# rskit-messaging — Message Broker Abstractions
Message broker abstractions with an in-memory default plus opt-in Kafka, NATS, and RabbitMQ adapter crates.
[](https://github.com/kbukum/rskit/actions/workflows/ci.yml) [](https://crates.io/crates/rskit-messaging) [](https://docs.rs/rskit-messaging) [](https://github.com/kbukum/rskit/blob/main/LICENSE) [](https://github.com/kbukum/rskit/blob/main/core/Cargo.toml)
## Features
- `MessageProducer<T>` / `MessageConsumer<T>` traits for send and receive.
- `EventProducer` / `EventConsumer` for CloudEvents-compatible structured events.
- `InMemoryBroker<T>` for tests with bounded message history.
- `MessagingRegistry<T>` for explicit, injected adapter selection.
- Broker-neutral `BrokerConfig` for adapter/name/enabled, delivery, commit, retry, max-in-flight, topics/subscriptions, consumer group, timeout, and DLQ policy.
- Canonical DLQ middleware envelope fields: `original_topic`, `error`, `retry_count`, `timestamp`, `headers`, `payload` plus a redacted `payload_summary` for typed Rust payloads.
- Opt-in adapter crates: `rskit-messaging-kafka`, `rskit-messaging-nats`, and `rskit-messaging-rabbitmq`.
## Configuration and adapters
Core `rskit-messaging` contains no Kafka/NATS/RabbitMQ SDK dependencies.
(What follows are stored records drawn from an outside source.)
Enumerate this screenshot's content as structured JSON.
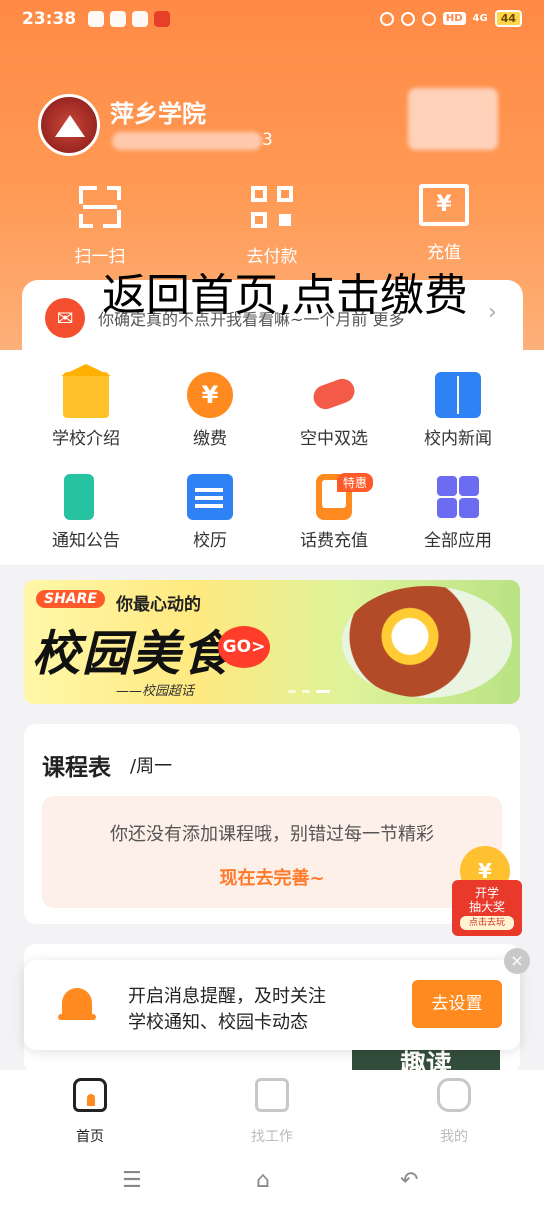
{
  "status_bar": {
    "time": "23:38",
    "battery": "44",
    "net_tag": "HD",
    "signal": "4G"
  },
  "school": {
    "name": "萍乡学院",
    "id_suffix": "3"
  },
  "quick_actions": [
    {
      "label": "扫一扫",
      "icon": "scan-icon"
    },
    {
      "label": "去付款",
      "icon": "qr-code-icon"
    },
    {
      "label": "充值",
      "icon": "recharge-icon",
      "glyph": "¥"
    }
  ],
  "notice": {
    "text": "你确定真的不点开我看看嘛~一个月前  更多",
    "arrow": "›",
    "icon": "megaphone-icon"
  },
  "overlay_instruction": "返回首页,点击缴费",
  "apps": [
    {
      "label": "学校介绍",
      "icon": "school-building-icon"
    },
    {
      "label": "缴费",
      "icon": "payment-icon",
      "glyph": "¥"
    },
    {
      "label": "空中双选",
      "icon": "handshake-icon"
    },
    {
      "label": "校内新闻",
      "icon": "newspaper-icon"
    },
    {
      "label": "通知公告",
      "icon": "announcement-icon"
    },
    {
      "label": "校历",
      "icon": "calendar-icon"
    },
    {
      "label": "话费充值",
      "icon": "phone-recharge-icon",
      "badge": "特惠"
    },
    {
      "label": "全部应用",
      "icon": "all-apps-icon"
    }
  ],
  "banner": {
    "share": "SHARE",
    "subtitle": "你最心动的",
    "title": "校园美食",
    "go": "GO>",
    "author": "——校园超话"
  },
  "schedule": {
    "title": "课程表",
    "day": "/周一",
    "empty_message": "你还没有添加课程哦，别错过每一节精彩",
    "link": "现在去完善~"
  },
  "lottery": {
    "line1": "开学",
    "line2": "抽大奖",
    "button": "点击去玩"
  },
  "peek_text": "趣读",
  "notify_prompt": {
    "line1": "开启消息提醒，及时关注",
    "line2": "学校通知、校园卡动态",
    "button": "去设置",
    "close": "×"
  },
  "bottom_nav": [
    {
      "label": "首页",
      "active": true
    },
    {
      "label": "找工作",
      "active": false
    },
    {
      "label": "我的",
      "active": false
    }
  ],
  "colors": {
    "brand_orange": "#ff8a45",
    "accent": "#ff7a2a"
  }
}
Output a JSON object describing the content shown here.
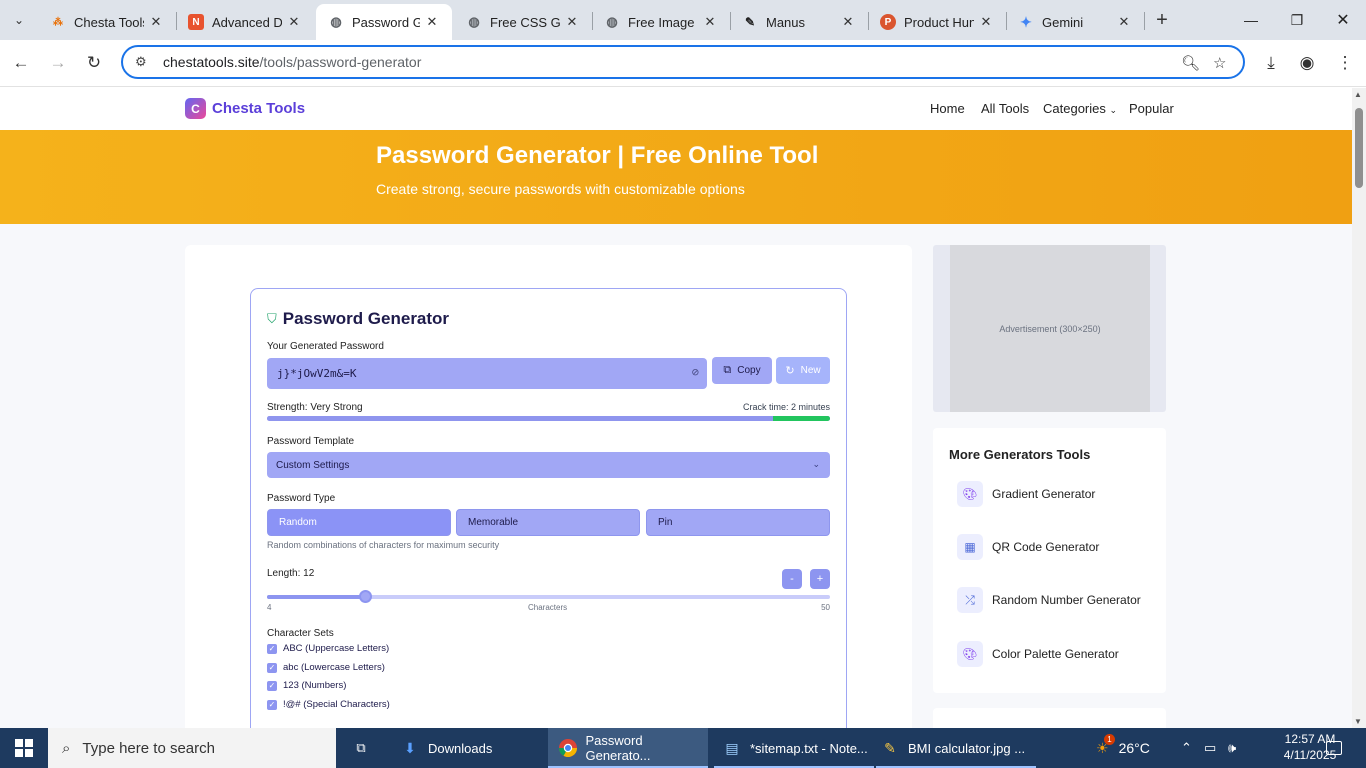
{
  "browser": {
    "tabs": [
      {
        "title": "Chesta Tools",
        "fav_color": "#e8710a",
        "fav_glyph": "⁂",
        "icon": "chesta-favicon"
      },
      {
        "title": "Advanced DN",
        "fav_color": "#e8532f",
        "fav_glyph": "N",
        "icon": "advanced-favicon"
      },
      {
        "title": "Password Ge",
        "fav_color": "#5f6368",
        "fav_glyph": "🌐",
        "icon": "globe-favicon"
      },
      {
        "title": "Free CSS Gra",
        "fav_color": "#5f6368",
        "fav_glyph": "🌐",
        "icon": "globe-favicon"
      },
      {
        "title": "Free Image R",
        "fav_color": "#5f6368",
        "fav_glyph": "🌐",
        "icon": "globe-favicon"
      },
      {
        "title": "Manus",
        "fav_color": "#222222",
        "fav_glyph": "✎",
        "icon": "manus-favicon"
      },
      {
        "title": "Product Hun",
        "fav_color": "#da552f",
        "fav_glyph": "P",
        "icon": "producthunt-favicon"
      },
      {
        "title": "Gemini",
        "fav_color": "#4285f4",
        "fav_glyph": "✦",
        "icon": "gemini-favicon"
      }
    ],
    "active_tab_index": 2,
    "url_host": "chestatools.site",
    "url_path": "/tools/password-generator"
  },
  "site": {
    "logo_letter": "C",
    "logo_name": "Chesta Tools",
    "menu": [
      {
        "label": "Home"
      },
      {
        "label": "All Tools"
      },
      {
        "label": "Categories"
      },
      {
        "label": "Popular"
      }
    ],
    "hero_title": "Password Generator | Free Online Tool",
    "hero_subtitle": "Create strong, secure passwords with customizable options"
  },
  "tool": {
    "title": "Password Generator",
    "generated_label": "Your Generated Password",
    "password": "j}*jOwV2m&=K",
    "copy_label": "Copy",
    "new_label": "New",
    "strength_text": "Strength: Very Strong",
    "crack_time": "Crack time: 2 minutes",
    "template_label": "Password Template",
    "template_value": "Custom Settings",
    "type_label": "Password Type",
    "types": [
      {
        "label": "Random"
      },
      {
        "label": "Memorable"
      },
      {
        "label": "Pin"
      }
    ],
    "active_type_index": 0,
    "type_hint": "Random combinations of characters for maximum security",
    "length_label": "Length: 12",
    "length_value": 12,
    "length_min": 4,
    "length_max": 50,
    "minus_label": "-",
    "plus_label": "+",
    "min_tick": "4",
    "mid_tick": "Characters",
    "max_tick": "50",
    "charsets_label": "Character Sets",
    "charsets": [
      {
        "label": "ABC (Uppercase Letters)",
        "checked": true
      },
      {
        "label": "abc (Lowercase Letters)",
        "checked": true
      },
      {
        "label": "123 (Numbers)",
        "checked": true
      },
      {
        "label": "!@# (Special Characters)",
        "checked": true
      }
    ]
  },
  "sidebar": {
    "ad_text": "Advertisement (300×250)",
    "heading": "More Generators Tools",
    "items": [
      {
        "label": "Gradient Generator",
        "icon": "palette-icon"
      },
      {
        "label": "QR Code Generator",
        "icon": "qr-icon"
      },
      {
        "label": "Random Number Generator",
        "icon": "shuffle-icon"
      },
      {
        "label": "Color Palette Generator",
        "icon": "palette-icon"
      }
    ]
  },
  "taskbar": {
    "search_placeholder": "Type here to search",
    "items": [
      {
        "label": "Downloads"
      },
      {
        "label": "Password Generato..."
      },
      {
        "label": "*sitemap.txt - Note..."
      },
      {
        "label": "BMI calculator.jpg ..."
      }
    ],
    "weather": "26°C",
    "notification_count": "1",
    "time": "12:57 AM",
    "date": "4/11/2025"
  }
}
Adapter crates own protocol-specific settings and register typed factories explicitly. Rust registration captures the typed adapter config by design, then registry creation calls select by `BrokerConfig.adapter` without importing optional SDKs from core.
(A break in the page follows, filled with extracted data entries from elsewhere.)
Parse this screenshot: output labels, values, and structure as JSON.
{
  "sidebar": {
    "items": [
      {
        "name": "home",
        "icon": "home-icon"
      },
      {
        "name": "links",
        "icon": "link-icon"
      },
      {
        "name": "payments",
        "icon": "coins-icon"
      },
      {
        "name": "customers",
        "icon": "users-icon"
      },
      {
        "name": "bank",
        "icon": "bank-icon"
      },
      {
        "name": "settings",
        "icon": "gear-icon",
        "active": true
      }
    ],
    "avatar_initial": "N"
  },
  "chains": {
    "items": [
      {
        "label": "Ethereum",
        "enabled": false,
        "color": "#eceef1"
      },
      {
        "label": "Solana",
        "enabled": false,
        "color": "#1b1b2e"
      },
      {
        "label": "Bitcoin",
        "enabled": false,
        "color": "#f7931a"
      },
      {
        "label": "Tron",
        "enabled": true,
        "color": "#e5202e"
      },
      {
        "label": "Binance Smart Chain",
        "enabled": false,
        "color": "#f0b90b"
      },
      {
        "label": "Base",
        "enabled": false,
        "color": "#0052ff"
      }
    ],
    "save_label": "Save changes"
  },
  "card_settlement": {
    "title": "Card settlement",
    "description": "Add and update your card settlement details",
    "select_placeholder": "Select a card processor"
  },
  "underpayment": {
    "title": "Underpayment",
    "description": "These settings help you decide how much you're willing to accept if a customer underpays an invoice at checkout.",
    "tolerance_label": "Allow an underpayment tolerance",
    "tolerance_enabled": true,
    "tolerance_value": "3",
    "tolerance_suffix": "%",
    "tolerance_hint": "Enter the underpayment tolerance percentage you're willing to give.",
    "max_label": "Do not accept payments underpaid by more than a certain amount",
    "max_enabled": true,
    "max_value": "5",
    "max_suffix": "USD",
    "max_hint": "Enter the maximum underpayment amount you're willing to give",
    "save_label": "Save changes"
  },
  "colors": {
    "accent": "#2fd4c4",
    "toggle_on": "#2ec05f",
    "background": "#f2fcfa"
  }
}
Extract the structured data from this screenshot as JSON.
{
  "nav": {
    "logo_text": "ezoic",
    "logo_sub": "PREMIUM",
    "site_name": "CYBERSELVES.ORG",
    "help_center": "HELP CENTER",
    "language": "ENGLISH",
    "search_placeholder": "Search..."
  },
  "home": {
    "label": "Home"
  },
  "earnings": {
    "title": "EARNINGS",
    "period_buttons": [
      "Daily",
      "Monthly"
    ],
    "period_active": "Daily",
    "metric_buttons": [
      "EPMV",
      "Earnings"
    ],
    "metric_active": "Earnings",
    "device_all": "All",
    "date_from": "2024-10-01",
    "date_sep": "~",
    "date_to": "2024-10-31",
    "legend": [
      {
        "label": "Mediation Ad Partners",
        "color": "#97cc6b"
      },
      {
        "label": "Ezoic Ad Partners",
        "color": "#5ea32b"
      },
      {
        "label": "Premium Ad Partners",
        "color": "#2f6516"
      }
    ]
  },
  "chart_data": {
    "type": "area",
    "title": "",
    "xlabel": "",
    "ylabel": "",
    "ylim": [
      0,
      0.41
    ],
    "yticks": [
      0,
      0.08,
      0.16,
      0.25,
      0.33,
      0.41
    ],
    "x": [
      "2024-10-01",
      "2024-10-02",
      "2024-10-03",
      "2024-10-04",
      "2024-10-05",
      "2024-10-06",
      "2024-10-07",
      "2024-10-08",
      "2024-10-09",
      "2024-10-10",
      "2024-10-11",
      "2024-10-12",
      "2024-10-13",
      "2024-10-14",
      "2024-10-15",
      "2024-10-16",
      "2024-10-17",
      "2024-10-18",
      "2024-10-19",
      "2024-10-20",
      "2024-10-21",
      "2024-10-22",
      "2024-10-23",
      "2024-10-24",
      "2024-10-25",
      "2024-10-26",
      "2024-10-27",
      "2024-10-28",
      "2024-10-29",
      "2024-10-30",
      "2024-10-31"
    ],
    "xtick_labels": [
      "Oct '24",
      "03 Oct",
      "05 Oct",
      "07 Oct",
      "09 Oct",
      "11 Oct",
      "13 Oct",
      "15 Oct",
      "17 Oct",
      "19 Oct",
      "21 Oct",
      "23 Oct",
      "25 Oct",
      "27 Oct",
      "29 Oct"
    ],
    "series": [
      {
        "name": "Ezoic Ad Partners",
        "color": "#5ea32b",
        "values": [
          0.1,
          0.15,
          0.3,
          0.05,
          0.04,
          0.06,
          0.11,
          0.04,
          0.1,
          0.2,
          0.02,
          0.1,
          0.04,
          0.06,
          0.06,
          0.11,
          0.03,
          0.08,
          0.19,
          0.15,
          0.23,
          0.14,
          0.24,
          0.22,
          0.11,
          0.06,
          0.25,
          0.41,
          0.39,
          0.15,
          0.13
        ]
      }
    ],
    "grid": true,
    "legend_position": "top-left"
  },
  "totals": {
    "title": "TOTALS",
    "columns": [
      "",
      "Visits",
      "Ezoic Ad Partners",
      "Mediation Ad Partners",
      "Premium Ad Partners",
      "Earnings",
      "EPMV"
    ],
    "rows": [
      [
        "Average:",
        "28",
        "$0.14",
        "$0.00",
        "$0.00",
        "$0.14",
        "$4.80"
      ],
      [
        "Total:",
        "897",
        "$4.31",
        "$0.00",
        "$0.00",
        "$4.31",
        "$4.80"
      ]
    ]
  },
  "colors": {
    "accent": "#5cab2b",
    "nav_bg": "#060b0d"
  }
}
Adapter configs embed `BrokerConfig` and keep only adapter-specific knobs outside it:
- Kafka: brokers, compression, offset reset, batching, `SecurityProtocol`, SASL fields, and `allow_insecure_dev`.
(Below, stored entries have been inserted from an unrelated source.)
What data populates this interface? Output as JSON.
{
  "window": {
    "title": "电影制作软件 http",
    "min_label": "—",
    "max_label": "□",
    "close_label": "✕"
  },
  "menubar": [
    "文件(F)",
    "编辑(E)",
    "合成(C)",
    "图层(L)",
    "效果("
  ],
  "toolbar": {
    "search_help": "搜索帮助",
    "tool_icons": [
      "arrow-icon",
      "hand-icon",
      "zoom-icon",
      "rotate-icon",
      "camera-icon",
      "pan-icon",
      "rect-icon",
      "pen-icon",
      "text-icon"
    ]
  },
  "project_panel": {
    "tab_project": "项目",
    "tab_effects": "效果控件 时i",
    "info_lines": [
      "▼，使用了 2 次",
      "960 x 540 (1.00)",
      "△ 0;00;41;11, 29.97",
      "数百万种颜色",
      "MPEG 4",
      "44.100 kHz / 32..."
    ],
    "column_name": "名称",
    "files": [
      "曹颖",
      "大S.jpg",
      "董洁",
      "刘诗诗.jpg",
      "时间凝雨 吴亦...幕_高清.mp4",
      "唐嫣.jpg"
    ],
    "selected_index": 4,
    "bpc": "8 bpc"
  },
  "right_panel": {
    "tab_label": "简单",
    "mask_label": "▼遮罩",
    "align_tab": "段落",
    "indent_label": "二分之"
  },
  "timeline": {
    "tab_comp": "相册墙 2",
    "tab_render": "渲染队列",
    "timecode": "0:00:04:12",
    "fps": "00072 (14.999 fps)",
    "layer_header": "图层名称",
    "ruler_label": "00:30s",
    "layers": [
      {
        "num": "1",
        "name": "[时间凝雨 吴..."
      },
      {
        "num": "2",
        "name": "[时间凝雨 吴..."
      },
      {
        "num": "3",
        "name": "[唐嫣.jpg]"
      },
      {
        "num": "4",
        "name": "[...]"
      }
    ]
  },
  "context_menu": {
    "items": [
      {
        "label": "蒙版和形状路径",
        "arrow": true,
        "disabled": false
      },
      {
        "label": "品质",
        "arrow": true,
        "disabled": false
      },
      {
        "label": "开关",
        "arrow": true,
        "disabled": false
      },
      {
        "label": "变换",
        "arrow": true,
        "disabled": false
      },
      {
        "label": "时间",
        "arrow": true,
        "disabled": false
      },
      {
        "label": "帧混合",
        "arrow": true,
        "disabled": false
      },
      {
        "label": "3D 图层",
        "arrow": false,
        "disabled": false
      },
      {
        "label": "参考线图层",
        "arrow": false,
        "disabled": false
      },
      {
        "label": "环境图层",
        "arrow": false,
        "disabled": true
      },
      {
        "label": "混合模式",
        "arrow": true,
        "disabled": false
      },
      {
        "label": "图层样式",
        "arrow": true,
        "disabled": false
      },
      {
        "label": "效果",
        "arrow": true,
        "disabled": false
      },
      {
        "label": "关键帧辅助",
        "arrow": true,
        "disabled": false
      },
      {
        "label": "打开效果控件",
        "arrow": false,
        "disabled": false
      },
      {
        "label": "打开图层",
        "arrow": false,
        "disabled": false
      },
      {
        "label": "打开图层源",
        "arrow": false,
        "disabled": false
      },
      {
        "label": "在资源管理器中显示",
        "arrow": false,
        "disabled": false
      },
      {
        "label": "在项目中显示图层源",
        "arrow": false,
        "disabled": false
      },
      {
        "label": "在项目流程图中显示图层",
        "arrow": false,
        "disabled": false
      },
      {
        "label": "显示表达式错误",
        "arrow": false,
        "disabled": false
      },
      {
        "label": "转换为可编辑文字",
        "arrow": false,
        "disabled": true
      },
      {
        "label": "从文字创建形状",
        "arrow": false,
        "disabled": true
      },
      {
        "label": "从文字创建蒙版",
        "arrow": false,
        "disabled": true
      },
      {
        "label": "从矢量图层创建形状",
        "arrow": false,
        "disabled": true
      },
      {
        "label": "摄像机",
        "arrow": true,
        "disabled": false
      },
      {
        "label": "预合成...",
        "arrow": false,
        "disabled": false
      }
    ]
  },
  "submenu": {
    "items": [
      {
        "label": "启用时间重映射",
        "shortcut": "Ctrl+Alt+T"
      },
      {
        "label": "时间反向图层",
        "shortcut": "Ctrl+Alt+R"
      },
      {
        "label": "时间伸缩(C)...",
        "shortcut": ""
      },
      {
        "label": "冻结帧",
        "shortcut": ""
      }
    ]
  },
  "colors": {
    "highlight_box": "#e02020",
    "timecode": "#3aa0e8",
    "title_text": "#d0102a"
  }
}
- NATS: server URLs, auth token or username/password, reconnect settings, subject prefix, subscription buffer, and `allow_insecure_dev`.
- RabbitMQ: AMQP URI, exchange/queue routing, declaration, acknowledgements, prefetch, connection timeout, and `allow_insecure_dev`.
Secure defaults are enforced. Kafka defaults to TLS (`ssl`); NATS defaults to `tls://`; RabbitMQ defaults to `amqps://`. Plaintext protocols require an explicit insecure-development opt-in. Credentials are configured in typed fields, not URL userinfo or hardcoded examples.
DLQ routing is opt-in at the middleware/adapter path. Adapter configs disable adapter-managed DLQ by default where the broker adapter cannot implement it directly; use the broker-agnostic DLQ middleware when routing terminal handler failures.
## Usage
```toml
[dependencies]
rskit-messaging = "0.2.0-alpha.1"
```
```rust
use rskit_messaging::{InMemoryBroker, Message, MessageConsumer, MessageProducer};
async fn example() {
let broker = InMemoryBroker::<String>::new(64);
let producer = broker.producer();
let consumer = broker.consumer();
consumer.subscribe(&["orders"]).await.unwrap();
producer.send(Message::new("orders", "order_1".into())).await.unwrap();
let msg = consumer.recv().await.unwrap();
assert_eq!(msg.payload, "order_1");
}
```
Kafka/NATS/RabbitMQ applications add only the adapter crate they need, build the typed config from their config system or secret manager, then call that adapter's `register(&mut registry, config)`.
## Validation
Validated locally with focused crate checks for registry/config/adapter behavior where available. Full workspace validation should be reported by CI or a dedicated validation pass; this README intentionally avoids claiming final workspace counts.